Agatha Christie – Why Didn’t They Ask Evans?

And that again had fitted in with the open ABC in the St Leonard’s Gardens house. Chipping Somerton had been one of the stations on the open page. The Caymans had gone to Chipping Somerton.

Everything was falling into place. They were nearing the end of the chase.

Roger Bassington-ffrench turned and came towards her.

‘Anything interesting in your letter?’ he inquired casually.

For a moment Frankie hesitated. Surely Bobby had not meant Roger when he adjured her to tell nobody?

Then she remembered the heavy underlining – remembered, too, her own recent monstrous idea. If that were true, Roger might betray them both in all innocence. She dared not hint to him her own suspicions.

So she made up her mind and spoke.

‘No,’ she said. ‘Nothing at all.’ She was to repent her decision bitterly before twenty-four hours had passed.

More than once in the course of the next few hours did she bitterly regret Bobby’s dictum that the car was not to be used.

Chipping Somerton was no very great distance as the crow flies but it involved changing three times, with a long dreary wait at a country station each time, and to one of Frankie’s impatient temperament, this slow method of procedure was extremely hard to endure with fortitude.

Still, she felt bound to admit that there was something in what Bobby had said. The Bentley was a noticeable car.

Her excuses for leaving it at Merroway had been of the flimsiest order, but she had been unable to think of anything brilliant on the spur of the moment.

It was getting dark when Frankie’s train, an extremely deliberate and thoughtful train, drew into the little station of Chipping Somerton. To Frankie it seemed more like midnight.

The train seemed to her to have been ambling on for hours and hours.

It was just beginning to rain, too, which was additionally trying.

Frankie buttoned up her coat to her neck, took a last look at Bobby’s letter by the light of the station lamp, got the directions clearly in her head and set off.

The instructions were quite easy to follow. Frankie saw the lights of the village ahead and turned off to the left up a lane which led steeply uphill. At the top of the lane she took the right-hand fork and presently saw the little cluster of houses that formed the village lying below her and a belt of pine trees ahead. Finally, she came to a neat wooden gate and, striking a match, saw Tudor Cottage written on it.

There was no one about. Frankie slipped up the latch and passed inside. She could make out the outlines of the house behind a belt of pine trees. She took up her post within the trees where she could get a clear view of the house. Then, heart beating a little faster, she gave the best imitation she could of the hoot of an owl. A few minutes passed and nothing happened. She repeated the call.

The door of the cottage opened and she saw a figure in chauffeur’s dress peer cautiously out. Bobby! He made a beckoning gesture then withdrew inside, leaving the door ajar.

Frankie came out from the trees and up to the door.

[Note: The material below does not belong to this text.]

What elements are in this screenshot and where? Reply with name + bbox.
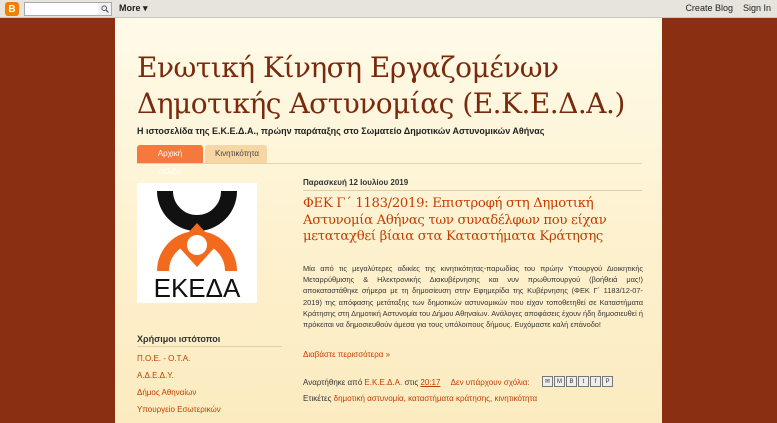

There was no light in any window. Everything was perfectly dark and silent.

Frankie stepped gingerly over the threshold into a dark hall.

She stopped, peering about her.

‘Bobby?’ she whispered.

It was her nose that gave her warning. Where had she known that smell before – that heavy, sweet odour?

Just as her brain gave the answer ‘Chloroform’, strong arms seized her from behind. She opened her mouth to scream and a wet pad was clapped over it. The sweet, cloying smell filled her nostrils.

She fought desperately, twisting and turning, kicking. But it was of no avail. Despite the fight she put up, she felt herself succumbing. There was a drumming in her ears, she felt herself choking. And then she knew no more…

CHAPTER 28 At the Eleventh Hour

When Frankie came to herself, the immediate reactions were depressing. There is nothing romantic about the after effects of chloroform. She was lying on an extremely hard wooden floor and her hands and feet were tied. She managed to roll herself over and her head nearly collided violently with a battered coalbox.